Here are five words that, to my knowledge, have never been spoken or written in this particular order: "I don't like Kate Beaton."

This being the Internet, there very well may be someone somewhere who does not, in fact, care for Beaton's work, but I've never run across that person. Similarly, it's difficult to find a cartoonist whose work is so widely enjoyed and championed that affection for it approaches universal.

From her long-running online comics about historical and literary figures (collected in the Hark! A Vagrant books, a second volume of which is due soon) to her online-only, more-doodled-than-drawn strips about visiting her family, Beaton's work is always engaging and easy to share.

A classic cartoonist, hers is a style that succeeds in looking effortless while remaining highly detailed enough to convey various time periods and settings. And this week, we finally get to see her style and storytelling sensibility applied to a new medium: the children's picture book, beginning with The Princess and the Pony.

Now, while it's new territory for Beaton, picture books are obviously neighbors of comics, and the border they share is porous and unguarded. Both rely on a combination of words and pictures, just in different ratios. In many children's picture books, this one included, if you regard pages as panel borders, or implied borders around distinct drawings, the only real difference is the narration doesn't appear in boxes, and the dialogue in quotes rather than bubbles.

I've always been fascinated by the similarities and differences between picture books and comics, and have often found the greatest one usually involve the presentation more than the contents themselves.

For Beaton's many fans, this presentation affords some new opportunities for how they engage her work. First, here's a relatively rare chance to read it not online, but on paper, and on paper first. Second, it's an opportunity to see her art bigger and brighter than ever before, as the pages are about 9 inches by 10.25 inches, and seemingly fully painted.

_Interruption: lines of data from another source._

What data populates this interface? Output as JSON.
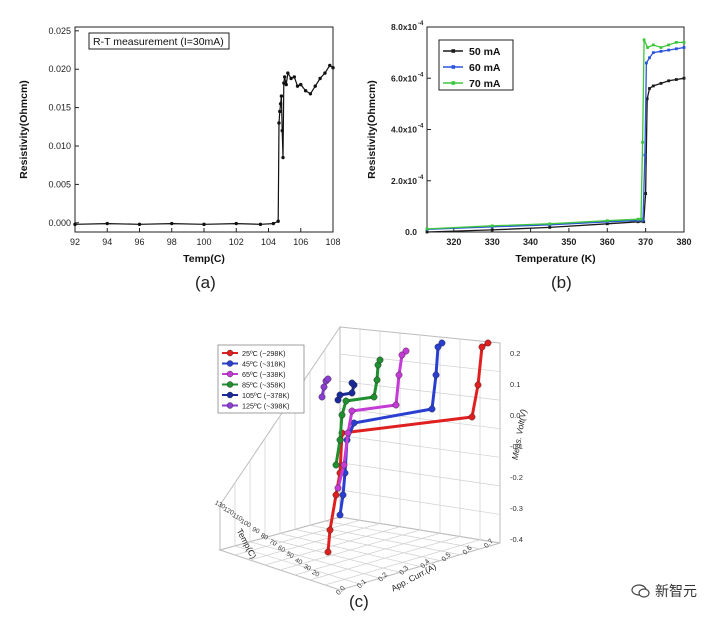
{
  "chart_data": [
    {
      "id": "a",
      "type": "line",
      "panel_label": "(a)",
      "legend_box": "R-T measurement (I=30mA)",
      "xlabel": "Temp(C)",
      "ylabel": "Resistivity(Ohmcm)",
      "xlim": [
        92,
        108
      ],
      "ylim": [
        -0.0012,
        0.0255
      ],
      "xticks": [
        92,
        94,
        96,
        98,
        100,
        102,
        104,
        106,
        108
      ],
      "yticks": [
        "0.000",
        "0.005",
        "0.010",
        "0.015",
        "0.020",
        "0.025"
      ],
      "series": [
        {
          "name": "R-T",
          "color": "#111111",
          "x": [
            92.0,
            94.0,
            96.0,
            98.0,
            100.0,
            102.0,
            103.5,
            104.3,
            104.6,
            104.65,
            104.7,
            104.75,
            104.8,
            104.85,
            104.9,
            104.95,
            105.0,
            105.1,
            105.2,
            105.4,
            105.6,
            105.8,
            106.0,
            106.3,
            106.6,
            106.9,
            107.2,
            107.5,
            107.8,
            108.0
          ],
          "y": [
            -0.0002,
            -0.0001,
            -0.0002,
            -0.0001,
            -0.0002,
            -0.0001,
            -0.0002,
            -0.0001,
            0.0002,
            0.013,
            0.0145,
            0.0155,
            0.0165,
            0.012,
            0.0085,
            0.0182,
            0.019,
            0.018,
            0.0195,
            0.0188,
            0.019,
            0.0178,
            0.018,
            0.0172,
            0.0168,
            0.0178,
            0.0188,
            0.0195,
            0.0205,
            0.0202
          ]
        }
      ]
    },
    {
      "id": "b",
      "type": "line",
      "panel_label": "(b)",
      "xlabel": "Temperature (K)",
      "ylabel": "Resistivity(Ohmcm)",
      "xlim": [
        313,
        380
      ],
      "ylim": [
        0,
        0.0008
      ],
      "xticks": [
        320,
        330,
        340,
        350,
        360,
        370,
        380
      ],
      "yticks": [
        {
          "value": 0,
          "label": "0.0"
        },
        {
          "value": 0.0002,
          "label": "2.0x10"
        },
        {
          "value": 0.0004,
          "label": "4.0x10"
        },
        {
          "value": 0.0006,
          "label": "6.0x10"
        },
        {
          "value": 0.0008,
          "label": "8.0x10"
        }
      ],
      "ytick_exponent": "-4",
      "legend": [
        "50 mA",
        "60 mA",
        "70 mA"
      ],
      "series": [
        {
          "name": "50 mA",
          "color": "#1a1a1a",
          "x": [
            313,
            330,
            345,
            360,
            368,
            369.5,
            370,
            370.4,
            371,
            372,
            374,
            376,
            378,
            380
          ],
          "y": [
            0.0,
            8e-06,
            1.8e-05,
            3.2e-05,
            4e-05,
            4e-05,
            0.00015,
            0.00052,
            0.00056,
            0.00057,
            0.00058,
            0.00059,
            0.000595,
            0.0006
          ]
        },
        {
          "name": "60 mA",
          "color": "#2b55d9",
          "x": [
            313,
            330,
            345,
            360,
            368,
            369.3,
            369.8,
            370.2,
            371,
            372,
            374,
            376,
            378,
            380
          ],
          "y": [
            1e-05,
            2e-05,
            2.8e-05,
            4e-05,
            4.5e-05,
            4.5e-05,
            0.0003,
            0.00066,
            0.00068,
            0.0007,
            0.000705,
            0.00071,
            0.000715,
            0.00072
          ]
        },
        {
          "name": "70 mA",
          "color": "#3ec63e",
          "x": [
            313,
            330,
            345,
            360,
            368,
            368.8,
            369.2,
            369.6,
            370.5,
            372,
            374,
            376,
            378,
            380
          ],
          "y": [
            1.2e-05,
            2.4e-05,
            3.2e-05,
            4.4e-05,
            5e-05,
            5e-05,
            0.00035,
            0.00075,
            0.00072,
            0.00073,
            0.00072,
            0.00073,
            0.00074,
            0.00074
          ]
        }
      ]
    },
    {
      "id": "c",
      "type": "scatter",
      "panel_label": "(c)",
      "zlabel": "Meas. Volt(V)",
      "xlabel": "App. Curr.(A)",
      "ylabel": "Temp(C)",
      "zticks": [
        "0.2",
        "0.1",
        "0.0",
        "-0.1",
        "-0.2",
        "-0.3",
        "-0.4"
      ],
      "xticks": [
        "0.0",
        "0.1",
        "0.2",
        "0.3",
        "0.4",
        "0.5",
        "0.6",
        "0.7"
      ],
      "yticks": [
        "20",
        "30",
        "40",
        "50",
        "60",
        "70",
        "80",
        "90",
        "100",
        "110",
        "120",
        "130"
      ],
      "legend": [
        {
          "label": "25ºC (~298K)",
          "color": "#e02020"
        },
        {
          "label": "45ºC (~318K)",
          "color": "#2a3fd0"
        },
        {
          "label": "65ºC (~338K)",
          "color": "#c43bd6"
        },
        {
          "label": "85ºC (~358K)",
          "color": "#1f8f2f"
        },
        {
          "label": "105ºC (~378K)",
          "color": "#1a2a9a"
        },
        {
          "label": "125ºC (~398K)",
          "color": "#8a3fd0"
        }
      ]
    }
  ],
  "watermark": "新智元"
}
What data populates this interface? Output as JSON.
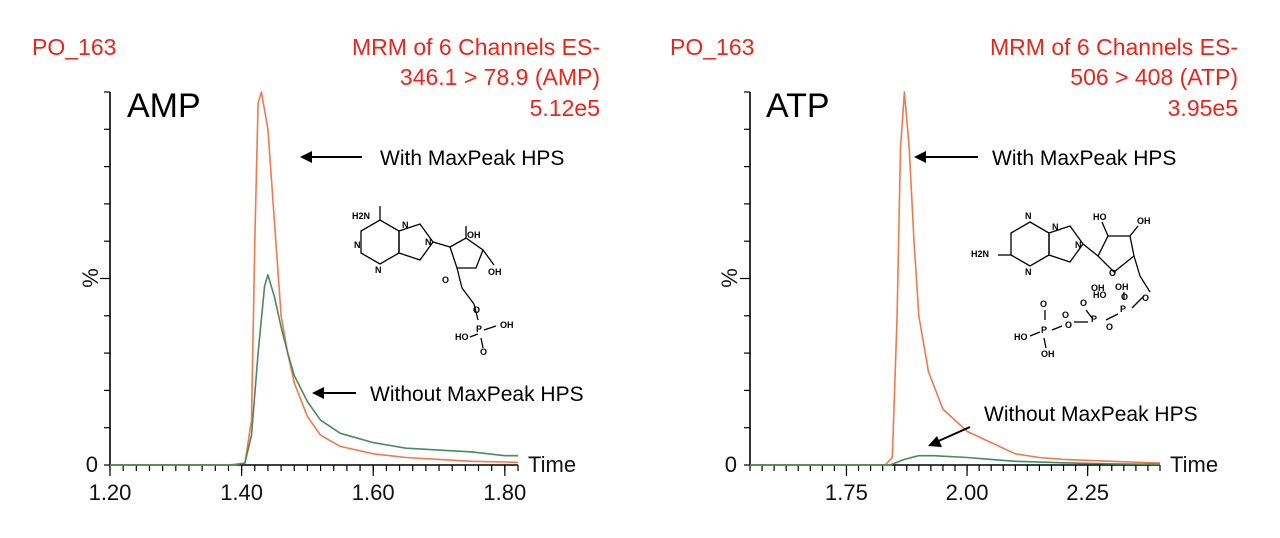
{
  "colors": {
    "with": "#ee7a50",
    "without": "#4a8a5e",
    "header": "#e8261c"
  },
  "chart_data": [
    {
      "type": "line",
      "sample": "PO_163",
      "header_lines": [
        "MRM of 6 Channels ES-",
        "346.1 > 78.9 (AMP)",
        "5.12e5"
      ],
      "compound": "AMP",
      "ylabel": "%",
      "y_zero_label": "0",
      "xlabel": "Time",
      "xlim": [
        1.2,
        1.82
      ],
      "ylim": [
        0,
        100
      ],
      "x_tick_labels": [
        1.2,
        1.4,
        1.6,
        1.8
      ],
      "x_tick_text": [
        "1.20",
        "1.40",
        "1.60",
        "1.80"
      ],
      "x_minor_step": 0.02,
      "y_tick_values": [
        0,
        10,
        20,
        30,
        40,
        50,
        60,
        70,
        80,
        90,
        100
      ],
      "y_label_value": 50,
      "series": [
        {
          "color": "#ee7a50",
          "x": [
            1.2,
            1.38,
            1.405,
            1.415,
            1.42,
            1.425,
            1.43,
            1.44,
            1.45,
            1.46,
            1.47,
            1.48,
            1.5,
            1.52,
            1.55,
            1.6,
            1.65,
            1.7,
            1.75,
            1.8,
            1.82
          ],
          "y": [
            0,
            0,
            0.5,
            12,
            60,
            97,
            100,
            90,
            65,
            40,
            30,
            22,
            13,
            8,
            5,
            3,
            2,
            1.5,
            1,
            0.8,
            0.7
          ]
        },
        {
          "color": "#4a8a5e",
          "x": [
            1.2,
            1.39,
            1.405,
            1.415,
            1.425,
            1.435,
            1.44,
            1.45,
            1.46,
            1.47,
            1.48,
            1.5,
            1.52,
            1.55,
            1.6,
            1.65,
            1.7,
            1.75,
            1.8,
            1.82
          ],
          "y": [
            0,
            0,
            0.5,
            8,
            30,
            48,
            51,
            45,
            37,
            30,
            24,
            17,
            12,
            8.5,
            6,
            4.5,
            4,
            3.5,
            2.5,
            2.5
          ]
        }
      ],
      "annotations": [
        {
          "text": "With MaxPeak HPS",
          "target_series": 0
        },
        {
          "text": "Without MaxPeak HPS",
          "target_series": 1
        }
      ]
    },
    {
      "type": "line",
      "sample": "PO_163",
      "header_lines": [
        "MRM of 6 Channels ES-",
        "506 > 408 (ATP)",
        "3.95e5"
      ],
      "compound": "ATP",
      "ylabel": "%",
      "y_zero_label": "0",
      "xlabel": "Time",
      "xlim": [
        1.55,
        2.4
      ],
      "ylim": [
        0,
        100
      ],
      "x_tick_labels": [
        1.75,
        2.0,
        2.25
      ],
      "x_tick_text": [
        "1.75",
        "2.00",
        "2.25"
      ],
      "x_minor_step": 0.025,
      "y_tick_values": [
        0,
        10,
        20,
        30,
        40,
        50,
        60,
        70,
        80,
        90,
        100
      ],
      "y_label_value": 50,
      "series": [
        {
          "color": "#ee7a50",
          "x": [
            1.55,
            1.83,
            1.845,
            1.855,
            1.862,
            1.87,
            1.88,
            1.89,
            1.9,
            1.92,
            1.95,
            2.0,
            2.05,
            2.1,
            2.15,
            2.2,
            2.3,
            2.4
          ],
          "y": [
            0,
            0,
            2,
            40,
            85,
            100,
            85,
            60,
            40,
            25,
            15,
            9,
            6,
            3,
            2,
            1.5,
            1,
            0.5
          ]
        },
        {
          "color": "#4a8a5e",
          "x": [
            1.55,
            1.84,
            1.87,
            1.9,
            1.93,
            1.96,
            2.0,
            2.05,
            2.1,
            2.2,
            2.3,
            2.4
          ],
          "y": [
            0,
            0,
            1.5,
            2.5,
            2.5,
            2.3,
            2,
            1.5,
            1,
            0.6,
            0.3,
            0.2
          ]
        }
      ],
      "annotations": [
        {
          "text": "With MaxPeak HPS",
          "target_series": 0
        },
        {
          "text": "Without MaxPeak HPS",
          "target_series": 1
        }
      ]
    }
  ],
  "structures": [
    {
      "compound": "AMP",
      "labels": [
        "H2N",
        "N",
        "N",
        "N",
        "N",
        "O",
        "OH",
        "OH",
        "O",
        "P",
        "OH",
        "HO",
        "O"
      ]
    },
    {
      "compound": "ATP",
      "labels": [
        "H2N",
        "N",
        "N",
        "N",
        "N",
        "O",
        "HO",
        "OH",
        "OH",
        "O",
        "OH",
        "O",
        "P",
        "O",
        "HO",
        "P",
        "O",
        "O",
        "P",
        "O",
        "HO",
        "O",
        "OH"
      ]
    }
  ]
}
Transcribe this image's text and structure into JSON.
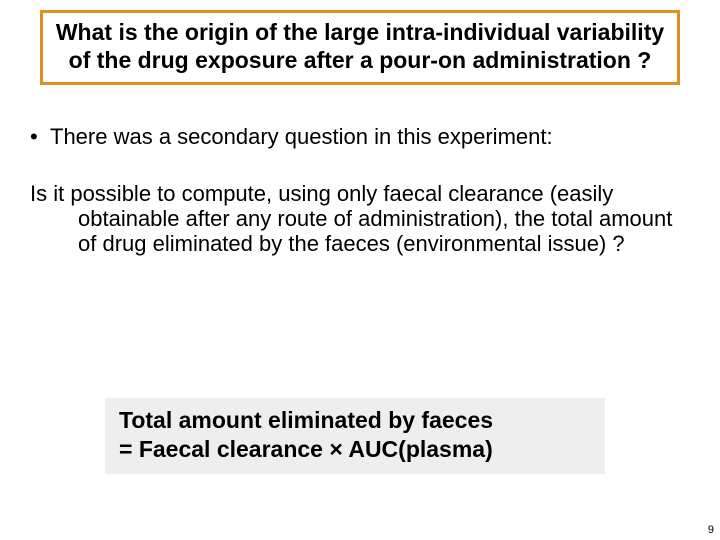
{
  "colors": {
    "title_border": "#e09020",
    "equation_bg": "#eeeeee",
    "text": "#000000",
    "background": "#ffffff"
  },
  "title": "What is the origin of the large intra-individual variability of the drug exposure after a pour-on administration ?",
  "bullet": "There was a secondary question in this experiment:",
  "paragraph": "Is it possible to compute, using only faecal clearance (easily obtainable after any route of administration), the total amount of drug eliminated by the faeces (environmental issue) ?",
  "equation_line1": "Total amount eliminated by faeces",
  "equation_line2_prefix": "= Faecal clearance ",
  "equation_multiply_symbol": "×",
  "equation_line2_suffix": " AUC(plasma)",
  "page_number": "9"
}
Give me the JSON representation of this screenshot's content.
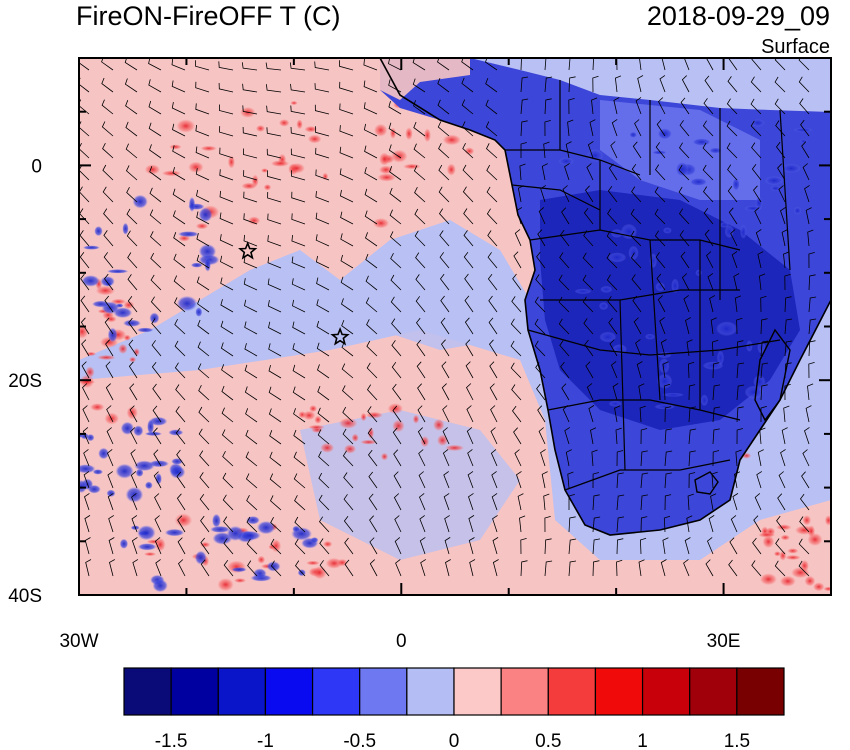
{
  "title_left": "FireON-FireOFF T (C)",
  "title_right": "2018-09-29_09",
  "subtitle_right": "Surface",
  "map": {
    "lon_range": [
      -30,
      40
    ],
    "lat_range": [
      -40,
      10
    ],
    "x_labels": [
      {
        "lon": -30,
        "text": "30W"
      },
      {
        "lon": 0,
        "text": "0"
      },
      {
        "lon": 30,
        "text": "30E"
      }
    ],
    "y_labels": [
      {
        "lat": 0,
        "text": "0"
      },
      {
        "lat": -20,
        "text": "20S"
      },
      {
        "lat": -40,
        "text": "40S"
      }
    ],
    "markers": [
      {
        "type": "star-icon",
        "lon": -14.3,
        "lat": -8.0
      },
      {
        "type": "star-icon",
        "lon": -5.7,
        "lat": -16.0
      }
    ]
  },
  "colorbar": {
    "colors": [
      "#0a0a78",
      "#0000a0",
      "#0a14c8",
      "#0a0af0",
      "#2d37f5",
      "#6e78f0",
      "#b4bef5",
      "#fcc8c8",
      "#fa8282",
      "#f53c3c",
      "#f00a0a",
      "#c8000a",
      "#a0000a",
      "#780000"
    ],
    "labels": [
      {
        "value": -1.5,
        "text": "-1.5"
      },
      {
        "value": -1,
        "text": "-1"
      },
      {
        "value": -0.5,
        "text": "-0.5"
      },
      {
        "value": 0,
        "text": "0"
      },
      {
        "value": 0.5,
        "text": "0.5"
      },
      {
        "value": 1,
        "text": "1"
      },
      {
        "value": 1.5,
        "text": "1.5"
      }
    ]
  }
}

She makes great use of all that space, filling many of the panels with rich backgrounds, alive with little gags to look for.

The princess of the title is Princess Pinecone, the smallest warrior in a kingdom of warriors, who was excitedly looking forward to her birthday. Warriors tend to get "fantastic birthday presents," Beaton's simple, direct narration tells us. "Shields, amulets, hemlets with horns on them. Things to win battles with."



Pinecone tends to get a lot of cozy sweaters with sayings and pictures on them. Appropriate gifts for some little girls, maybe, but not little warrior girls. On this particular birthday, she campaigns hard for a very particular present: a big, strong, fast warhorse.

What she receives instead is the round, little, flatulent, curtain-chewing pony you see on the cover. That pony, by the way, seems to be one character who originated in Beaton's online body of work. I scoured the crowd scenes for familiar faces, but the only one I recognize is that pony, which has made several appearances in Beaton's comics. Well, maybe not that particular pony, but certainly bug-eyed, blank-faced, stubby-legged round ponies of its sort, anyway (uust check out the "pony" category of her archives).

With a big battle coming up, Princess Pinecone attempts to train her new pony for the event – which is more sporting event than actual battle, complete with bleachers, snacks and big foam hands for spectators – but it doesn't look good for the pair.



But perhaps cuteness can be a weapon, and maybe even the most powerful one of all?

The Princess and the Pony makes the expected reversal, along with a last page callback to an earlier gag to deflate any sense of over-seriousness, but these moments are predictable only in their contribution to the structural integrity of a picture book, not their exact content. Also, if you're a little kid reading or being read this story, then this is likely one of your first dozen or three books, and thus you're not going to pay as much attention to the craft as you are to the jokes.

Beyond offering Beaton's followers a new place to see new aspects of her work, the move to a medium with a very young audience means The Princess and the Pony will likely earn her many new fans. I wouldn't expect any of them to ever utter "I don't like Kate Beaton" either; this is a confident, accomplished work that is all-ages in the literal definition of that term.

If Beaton decides to focus on children's picture books, it's easy to imagine her fitting in quite well with the likes of Mo Willems and Jon Klassen and similar writer/artists with a knack for fun stories that are as much for the parents who read them as they are for the kids being read them.